The US economic calendar featured two employment reports in early trading ahead of the FOMC. Private hiring rose less than expected, according to ADP data, with figures dipping from 158K to 107K, also below estimates. The Employment Cost Index for the last quarter of 2023 was 0.9% QoQ, below forecasts and Q3’s number, suggesting the risks of a wage-price spiral.
Aside from this, traders are awaiting the release of the Federal Reserve’s decision, with market participants estimating the US central bank would keep rates unchanged. Instead, they're looking for clues of the beginning of the easing cycle. This was after Fed Chair Jerome Powell and Co. embarked on a tightening cycle that witnessed more than 500 basis points of tightening to curb inflation that reached 9.1% YoY.
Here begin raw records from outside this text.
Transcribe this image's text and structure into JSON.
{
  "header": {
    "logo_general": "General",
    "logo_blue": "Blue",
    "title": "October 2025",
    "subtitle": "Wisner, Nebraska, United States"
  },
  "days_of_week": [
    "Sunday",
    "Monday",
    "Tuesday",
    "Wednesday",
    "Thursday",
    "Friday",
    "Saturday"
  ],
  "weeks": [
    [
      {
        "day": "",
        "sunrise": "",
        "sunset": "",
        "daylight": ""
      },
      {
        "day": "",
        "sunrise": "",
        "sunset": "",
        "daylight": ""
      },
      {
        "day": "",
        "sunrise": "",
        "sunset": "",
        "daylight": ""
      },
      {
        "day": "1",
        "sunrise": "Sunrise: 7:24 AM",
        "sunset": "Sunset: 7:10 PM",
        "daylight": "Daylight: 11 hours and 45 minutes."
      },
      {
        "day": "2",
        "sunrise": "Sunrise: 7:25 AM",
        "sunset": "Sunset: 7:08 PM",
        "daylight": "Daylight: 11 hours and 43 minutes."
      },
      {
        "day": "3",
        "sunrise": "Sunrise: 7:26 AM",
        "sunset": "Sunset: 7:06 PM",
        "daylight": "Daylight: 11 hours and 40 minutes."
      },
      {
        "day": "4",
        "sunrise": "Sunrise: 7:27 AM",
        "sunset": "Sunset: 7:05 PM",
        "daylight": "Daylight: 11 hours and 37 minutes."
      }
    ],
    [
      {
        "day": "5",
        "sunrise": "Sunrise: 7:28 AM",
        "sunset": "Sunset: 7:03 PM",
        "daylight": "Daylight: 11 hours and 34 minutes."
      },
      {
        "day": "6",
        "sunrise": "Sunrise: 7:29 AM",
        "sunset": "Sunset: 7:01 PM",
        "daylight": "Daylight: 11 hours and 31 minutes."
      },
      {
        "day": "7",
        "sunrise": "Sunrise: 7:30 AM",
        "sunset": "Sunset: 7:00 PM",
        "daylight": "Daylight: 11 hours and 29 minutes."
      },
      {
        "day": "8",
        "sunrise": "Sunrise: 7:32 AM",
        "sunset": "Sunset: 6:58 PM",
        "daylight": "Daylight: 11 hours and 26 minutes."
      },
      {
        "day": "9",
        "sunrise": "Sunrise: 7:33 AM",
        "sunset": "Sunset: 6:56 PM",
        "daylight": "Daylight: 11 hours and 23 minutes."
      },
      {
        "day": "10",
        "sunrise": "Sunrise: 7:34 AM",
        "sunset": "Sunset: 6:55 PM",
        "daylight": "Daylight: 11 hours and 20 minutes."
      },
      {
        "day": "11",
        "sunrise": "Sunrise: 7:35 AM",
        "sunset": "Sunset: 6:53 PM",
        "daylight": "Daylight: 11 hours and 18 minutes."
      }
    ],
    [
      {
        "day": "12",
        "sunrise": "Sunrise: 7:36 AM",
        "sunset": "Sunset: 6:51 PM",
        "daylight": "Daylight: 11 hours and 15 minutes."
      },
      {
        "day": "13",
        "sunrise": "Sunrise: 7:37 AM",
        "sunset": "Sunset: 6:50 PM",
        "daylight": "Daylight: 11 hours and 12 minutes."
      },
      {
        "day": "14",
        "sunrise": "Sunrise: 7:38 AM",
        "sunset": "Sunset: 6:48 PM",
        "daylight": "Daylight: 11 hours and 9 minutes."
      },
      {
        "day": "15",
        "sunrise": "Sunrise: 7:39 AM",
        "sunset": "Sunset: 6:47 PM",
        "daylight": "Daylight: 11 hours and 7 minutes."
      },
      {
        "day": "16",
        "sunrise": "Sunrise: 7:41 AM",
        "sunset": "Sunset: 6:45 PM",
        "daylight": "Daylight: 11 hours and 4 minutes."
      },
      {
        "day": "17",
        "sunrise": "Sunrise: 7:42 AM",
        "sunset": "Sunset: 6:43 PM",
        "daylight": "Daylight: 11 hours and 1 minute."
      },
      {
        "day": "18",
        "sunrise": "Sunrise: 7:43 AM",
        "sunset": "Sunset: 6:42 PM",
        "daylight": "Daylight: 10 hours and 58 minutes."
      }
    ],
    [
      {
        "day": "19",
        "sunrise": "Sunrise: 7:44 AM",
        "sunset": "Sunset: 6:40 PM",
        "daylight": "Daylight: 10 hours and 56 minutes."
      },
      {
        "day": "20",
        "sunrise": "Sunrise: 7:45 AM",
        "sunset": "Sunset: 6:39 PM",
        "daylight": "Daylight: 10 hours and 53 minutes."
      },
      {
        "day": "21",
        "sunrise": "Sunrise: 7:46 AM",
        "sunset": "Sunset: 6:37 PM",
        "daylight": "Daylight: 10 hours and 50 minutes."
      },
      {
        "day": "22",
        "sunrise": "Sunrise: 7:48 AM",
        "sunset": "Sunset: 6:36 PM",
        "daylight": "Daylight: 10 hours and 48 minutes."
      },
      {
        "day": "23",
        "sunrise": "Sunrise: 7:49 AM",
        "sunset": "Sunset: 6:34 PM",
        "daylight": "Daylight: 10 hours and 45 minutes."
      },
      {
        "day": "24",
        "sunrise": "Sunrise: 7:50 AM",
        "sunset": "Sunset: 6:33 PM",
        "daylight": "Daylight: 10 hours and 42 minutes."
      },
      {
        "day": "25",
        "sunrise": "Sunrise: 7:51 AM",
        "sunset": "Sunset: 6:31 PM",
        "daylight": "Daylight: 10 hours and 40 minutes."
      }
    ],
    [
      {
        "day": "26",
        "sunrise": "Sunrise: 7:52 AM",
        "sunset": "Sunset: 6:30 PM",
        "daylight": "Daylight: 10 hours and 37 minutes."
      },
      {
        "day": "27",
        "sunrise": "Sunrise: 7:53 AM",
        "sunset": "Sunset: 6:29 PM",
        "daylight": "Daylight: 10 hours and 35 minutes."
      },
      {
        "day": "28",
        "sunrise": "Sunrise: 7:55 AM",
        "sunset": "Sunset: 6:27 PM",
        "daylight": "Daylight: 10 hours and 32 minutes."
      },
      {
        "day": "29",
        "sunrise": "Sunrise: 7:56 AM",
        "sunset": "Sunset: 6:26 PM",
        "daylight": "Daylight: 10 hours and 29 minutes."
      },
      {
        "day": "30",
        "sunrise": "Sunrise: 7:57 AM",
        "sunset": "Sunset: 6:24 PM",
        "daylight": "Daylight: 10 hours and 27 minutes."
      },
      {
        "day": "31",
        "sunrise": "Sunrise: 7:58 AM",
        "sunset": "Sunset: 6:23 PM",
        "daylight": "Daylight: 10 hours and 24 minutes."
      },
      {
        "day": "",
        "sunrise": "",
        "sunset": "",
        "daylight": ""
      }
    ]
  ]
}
On the other side of the Atlantic, the Bank of England is expected to stay pat and release its latest economic projections That along with the BoE’s Governor Andrew Bailey press conference, would be scrutinized by market participants.
The major is neutral biased but mildly tilted to the downside, but buyers lifting the exchange rate above 1.2700 could open the door to challenge the next resistance level at 1.2774, toe January 24 cycle high. Once cleared, the pair could resume its path toward 1.3000 but must clear the next resistance at 1.2900. On the other hand, if GBP/USD sellers move in, they could drag the exchange rate below 1.2700, ahead of testing the 50-day moving average (DMA) at 1.2669. Further downside is seen at 1.2600.